" C’est Yenne, la dent du Chat,
les tours du vieux château, son oncle bohême et artiste,
tout ce monde qui l’influença, tout ce matériel humain
de Savoie, que Dullin métamorphose pour nous dans ce vieux
théâtre de Montmartre. Et c’est en quelque sorte ce
Châtelard transposé qui, à travers Charles
Dullin, nourrit notre jeunesse, " écrit Jean-Louis Barrault en 1953, quatre
ans après la mort du comédien et metteur en
scène. Voitures désossées et
épaves en tous genres accueillent le visiteur qui se hasarde
aujourd’hui dans la cour de la ferme. En face, c’est une série
de bidons entreposés par le carrossier de la commune avant
qu’il ne quitte les lieux pour installer son atelier dans la zone
industrielle. L’hiver, les voisins se plaignent de la
hauteur du fumier et des rigoles de purin qui traversent parfois la
petite route. Une partie des bâtiments sont en effet
loués à des éleveurs. " Et alors ! C’est une ferme, non ? J’ai
connu Dullin, et j’ai vu comme il aimait les gens de la terre. De son
temps, il y avait des tas de fumier de chaque côté de
l’entrée. Quand il y a des bêtes, comment voulez-vous
faire ? " tranche Clotilde
Dupasquier. L’âge n’a pas policé son franc-parler, ni la
fougue avec laquelle elle défend le droit des terriens
à disposer de leur propriété. Elle habite depuis
1938 dans cette ferme. " Mes enfants sont nés
ici et la maison leur appartient, même s’ils n’y vivent pas.

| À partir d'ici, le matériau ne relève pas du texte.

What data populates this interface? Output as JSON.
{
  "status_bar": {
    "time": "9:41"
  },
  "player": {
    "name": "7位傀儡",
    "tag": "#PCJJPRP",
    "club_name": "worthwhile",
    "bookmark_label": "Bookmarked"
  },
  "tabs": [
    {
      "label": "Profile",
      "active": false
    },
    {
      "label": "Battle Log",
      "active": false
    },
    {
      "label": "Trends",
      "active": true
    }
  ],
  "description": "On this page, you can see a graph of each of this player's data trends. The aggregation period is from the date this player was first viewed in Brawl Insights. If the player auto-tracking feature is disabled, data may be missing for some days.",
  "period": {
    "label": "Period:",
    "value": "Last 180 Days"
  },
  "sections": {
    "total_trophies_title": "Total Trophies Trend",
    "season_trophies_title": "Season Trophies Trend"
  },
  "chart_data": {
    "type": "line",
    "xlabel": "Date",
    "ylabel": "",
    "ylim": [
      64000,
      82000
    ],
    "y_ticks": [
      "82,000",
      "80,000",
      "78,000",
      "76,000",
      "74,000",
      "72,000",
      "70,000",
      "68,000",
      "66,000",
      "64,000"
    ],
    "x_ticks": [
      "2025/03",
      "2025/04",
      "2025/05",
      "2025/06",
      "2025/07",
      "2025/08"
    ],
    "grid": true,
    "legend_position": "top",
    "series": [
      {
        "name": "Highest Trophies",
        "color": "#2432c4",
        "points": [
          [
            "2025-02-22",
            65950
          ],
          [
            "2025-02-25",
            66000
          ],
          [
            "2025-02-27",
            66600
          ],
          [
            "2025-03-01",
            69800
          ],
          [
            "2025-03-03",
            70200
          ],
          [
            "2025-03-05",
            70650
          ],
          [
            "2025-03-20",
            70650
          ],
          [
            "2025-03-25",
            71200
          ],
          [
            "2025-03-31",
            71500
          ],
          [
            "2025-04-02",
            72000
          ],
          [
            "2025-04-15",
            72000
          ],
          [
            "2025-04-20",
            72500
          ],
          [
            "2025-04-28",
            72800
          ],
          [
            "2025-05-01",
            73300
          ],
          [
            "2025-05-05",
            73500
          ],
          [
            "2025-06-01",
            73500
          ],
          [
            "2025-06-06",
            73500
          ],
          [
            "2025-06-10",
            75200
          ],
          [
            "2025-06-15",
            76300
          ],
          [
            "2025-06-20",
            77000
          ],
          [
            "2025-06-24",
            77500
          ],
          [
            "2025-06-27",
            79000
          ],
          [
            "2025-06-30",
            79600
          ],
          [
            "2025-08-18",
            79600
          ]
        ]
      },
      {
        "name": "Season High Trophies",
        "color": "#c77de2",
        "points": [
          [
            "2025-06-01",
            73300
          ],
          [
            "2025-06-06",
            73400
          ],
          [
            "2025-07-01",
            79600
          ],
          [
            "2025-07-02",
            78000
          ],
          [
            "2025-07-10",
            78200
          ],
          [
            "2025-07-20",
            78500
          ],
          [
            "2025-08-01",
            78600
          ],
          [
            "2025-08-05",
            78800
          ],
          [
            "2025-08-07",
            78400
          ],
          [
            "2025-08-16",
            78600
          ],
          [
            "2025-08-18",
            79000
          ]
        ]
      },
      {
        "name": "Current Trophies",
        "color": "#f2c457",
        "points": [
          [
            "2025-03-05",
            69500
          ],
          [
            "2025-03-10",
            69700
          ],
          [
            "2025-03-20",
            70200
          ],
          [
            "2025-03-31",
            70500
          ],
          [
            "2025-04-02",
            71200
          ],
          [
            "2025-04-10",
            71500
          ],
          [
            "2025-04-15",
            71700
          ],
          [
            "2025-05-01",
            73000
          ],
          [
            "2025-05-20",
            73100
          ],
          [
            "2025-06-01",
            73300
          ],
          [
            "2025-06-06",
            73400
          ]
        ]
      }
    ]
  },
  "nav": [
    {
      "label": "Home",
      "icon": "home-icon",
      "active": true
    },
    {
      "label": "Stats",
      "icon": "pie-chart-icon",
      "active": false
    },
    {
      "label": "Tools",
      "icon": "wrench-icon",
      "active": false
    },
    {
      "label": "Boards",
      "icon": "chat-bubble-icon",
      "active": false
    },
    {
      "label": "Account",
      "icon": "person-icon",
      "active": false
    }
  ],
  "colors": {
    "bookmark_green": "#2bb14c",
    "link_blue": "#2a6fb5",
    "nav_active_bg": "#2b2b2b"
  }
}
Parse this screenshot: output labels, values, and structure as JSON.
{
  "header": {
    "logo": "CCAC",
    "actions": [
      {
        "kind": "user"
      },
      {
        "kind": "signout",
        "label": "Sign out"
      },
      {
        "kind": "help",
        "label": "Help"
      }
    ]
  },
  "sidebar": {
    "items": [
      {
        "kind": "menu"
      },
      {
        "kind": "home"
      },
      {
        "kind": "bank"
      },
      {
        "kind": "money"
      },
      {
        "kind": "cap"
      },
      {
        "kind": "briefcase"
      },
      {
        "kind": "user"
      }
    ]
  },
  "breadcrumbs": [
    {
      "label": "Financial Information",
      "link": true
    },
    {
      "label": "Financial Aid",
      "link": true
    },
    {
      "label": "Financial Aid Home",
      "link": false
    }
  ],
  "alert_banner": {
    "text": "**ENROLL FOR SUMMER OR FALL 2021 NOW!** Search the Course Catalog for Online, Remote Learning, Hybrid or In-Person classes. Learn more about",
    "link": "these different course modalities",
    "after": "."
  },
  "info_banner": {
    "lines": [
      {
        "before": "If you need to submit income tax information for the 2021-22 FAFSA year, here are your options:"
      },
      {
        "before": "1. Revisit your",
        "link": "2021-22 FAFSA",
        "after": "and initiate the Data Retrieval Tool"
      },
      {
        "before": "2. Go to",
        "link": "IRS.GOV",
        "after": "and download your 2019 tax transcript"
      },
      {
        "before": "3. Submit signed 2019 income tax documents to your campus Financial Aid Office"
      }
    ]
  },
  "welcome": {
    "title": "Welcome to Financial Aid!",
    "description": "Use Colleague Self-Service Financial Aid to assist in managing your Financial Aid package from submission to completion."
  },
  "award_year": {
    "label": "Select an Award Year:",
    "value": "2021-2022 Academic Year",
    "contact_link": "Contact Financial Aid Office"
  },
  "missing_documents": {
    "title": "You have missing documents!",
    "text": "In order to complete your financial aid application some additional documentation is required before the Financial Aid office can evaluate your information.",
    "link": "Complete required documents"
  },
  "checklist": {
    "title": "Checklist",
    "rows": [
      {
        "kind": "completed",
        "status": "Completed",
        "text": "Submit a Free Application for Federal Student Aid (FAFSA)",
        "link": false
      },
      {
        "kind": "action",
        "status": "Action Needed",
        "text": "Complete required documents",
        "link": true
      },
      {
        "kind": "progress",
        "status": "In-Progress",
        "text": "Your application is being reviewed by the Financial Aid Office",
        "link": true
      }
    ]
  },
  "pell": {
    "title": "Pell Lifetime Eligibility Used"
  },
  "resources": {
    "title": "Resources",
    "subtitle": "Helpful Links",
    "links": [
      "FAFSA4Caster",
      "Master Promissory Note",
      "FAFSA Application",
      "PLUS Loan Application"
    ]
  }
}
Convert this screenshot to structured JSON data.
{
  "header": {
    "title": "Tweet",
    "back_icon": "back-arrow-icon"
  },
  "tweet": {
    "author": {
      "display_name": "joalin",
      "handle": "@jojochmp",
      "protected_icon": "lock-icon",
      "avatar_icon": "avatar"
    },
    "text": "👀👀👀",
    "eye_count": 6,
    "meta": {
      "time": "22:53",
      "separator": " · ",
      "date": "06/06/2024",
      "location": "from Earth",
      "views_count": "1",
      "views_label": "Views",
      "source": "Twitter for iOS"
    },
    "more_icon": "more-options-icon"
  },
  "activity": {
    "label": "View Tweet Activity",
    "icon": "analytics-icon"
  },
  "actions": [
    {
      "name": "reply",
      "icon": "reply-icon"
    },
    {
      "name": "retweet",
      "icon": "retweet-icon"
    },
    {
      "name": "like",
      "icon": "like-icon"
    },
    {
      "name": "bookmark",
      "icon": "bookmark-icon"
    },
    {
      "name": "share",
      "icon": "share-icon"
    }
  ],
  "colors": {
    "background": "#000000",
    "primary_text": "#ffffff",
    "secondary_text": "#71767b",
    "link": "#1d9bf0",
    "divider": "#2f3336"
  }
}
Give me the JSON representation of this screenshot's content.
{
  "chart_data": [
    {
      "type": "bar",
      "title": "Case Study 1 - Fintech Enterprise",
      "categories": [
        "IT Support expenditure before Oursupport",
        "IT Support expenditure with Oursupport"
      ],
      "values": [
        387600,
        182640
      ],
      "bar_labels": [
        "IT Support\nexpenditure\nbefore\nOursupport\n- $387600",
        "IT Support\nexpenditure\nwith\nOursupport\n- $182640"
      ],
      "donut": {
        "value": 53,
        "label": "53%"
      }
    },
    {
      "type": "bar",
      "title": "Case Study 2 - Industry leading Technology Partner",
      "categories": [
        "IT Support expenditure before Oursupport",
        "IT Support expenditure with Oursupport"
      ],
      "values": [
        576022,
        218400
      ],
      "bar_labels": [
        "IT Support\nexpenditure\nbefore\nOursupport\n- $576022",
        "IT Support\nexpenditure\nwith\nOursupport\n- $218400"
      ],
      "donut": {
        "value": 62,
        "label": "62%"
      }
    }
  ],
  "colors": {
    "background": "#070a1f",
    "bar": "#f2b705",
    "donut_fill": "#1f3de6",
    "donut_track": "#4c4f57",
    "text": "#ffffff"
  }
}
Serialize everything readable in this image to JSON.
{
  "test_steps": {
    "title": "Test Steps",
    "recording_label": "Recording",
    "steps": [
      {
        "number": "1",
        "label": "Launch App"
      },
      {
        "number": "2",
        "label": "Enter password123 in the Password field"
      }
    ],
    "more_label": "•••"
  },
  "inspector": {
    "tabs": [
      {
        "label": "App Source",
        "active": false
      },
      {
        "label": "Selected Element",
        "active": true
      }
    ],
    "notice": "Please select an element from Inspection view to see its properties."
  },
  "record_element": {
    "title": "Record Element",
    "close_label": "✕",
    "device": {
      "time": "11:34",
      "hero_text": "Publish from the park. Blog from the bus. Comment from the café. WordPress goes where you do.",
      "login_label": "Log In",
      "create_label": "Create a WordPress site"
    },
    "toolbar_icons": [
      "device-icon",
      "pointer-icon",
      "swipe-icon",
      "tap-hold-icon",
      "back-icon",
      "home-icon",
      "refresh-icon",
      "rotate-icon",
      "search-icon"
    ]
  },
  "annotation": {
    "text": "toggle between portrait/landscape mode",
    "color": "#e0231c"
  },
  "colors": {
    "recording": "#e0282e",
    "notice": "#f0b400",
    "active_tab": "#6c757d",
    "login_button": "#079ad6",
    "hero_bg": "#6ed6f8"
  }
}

C’est vrai que ces carcasses font un peu désordre, mais un
camion doit venir les débarrasser depuis des semaines, "
poursuit la grand-mère
de l’épouse du carrossier. Elle trouve le monde moderne devenu
bien intolérant. " À notre époque, ça
se passait plus simplement. Les gens aiment bien la campagne, sans
ses désagréments. " Avec les premiers touristes, Annie
Colleur a recommencé son cycle de visites du bourg.
" Je parle toujours de
Charles Dullin et des lieux qu’il a fréquentés. Mais je
suis embarrassée quand ils veulent aller voir sa maison
natale. Je n’admets pas que l’on puisse laisser une plaque
évoquant sa mémoire juste au-dessus d’une rangée
d’épaves ! " s’emporte la guide du patrimoine.
" Le Châtelard serait
pourtant un site idéal pour évoquer l’ambiance dans
laquelle Charles Dullin a vécu. " L’esprit des lieux. " Ma vocation théâtrale est
faite de toutes ces imaginations qui ont peuplé mon enfance.
Elle s’est construite en dehors de moi. Je la dois aux poètes,
à mon vieil oncle, à Philippe, aux chemineaux, à
la nature des paysages, à mille et mille choses
étrangères au théâtre, "
écrivait le
créateur du théâtre de l’Atelier, le maître
de Louis Jouvet, Jean-Louis Barrault, Madeleine Robinson ou encore
Jean Vilar. Dullin a sa place, inaugurée le
22 juillet 1951. Il a aussi son collège, son grand prix de
théâtre… sa carrosserie. Mais le temps joue contre lui.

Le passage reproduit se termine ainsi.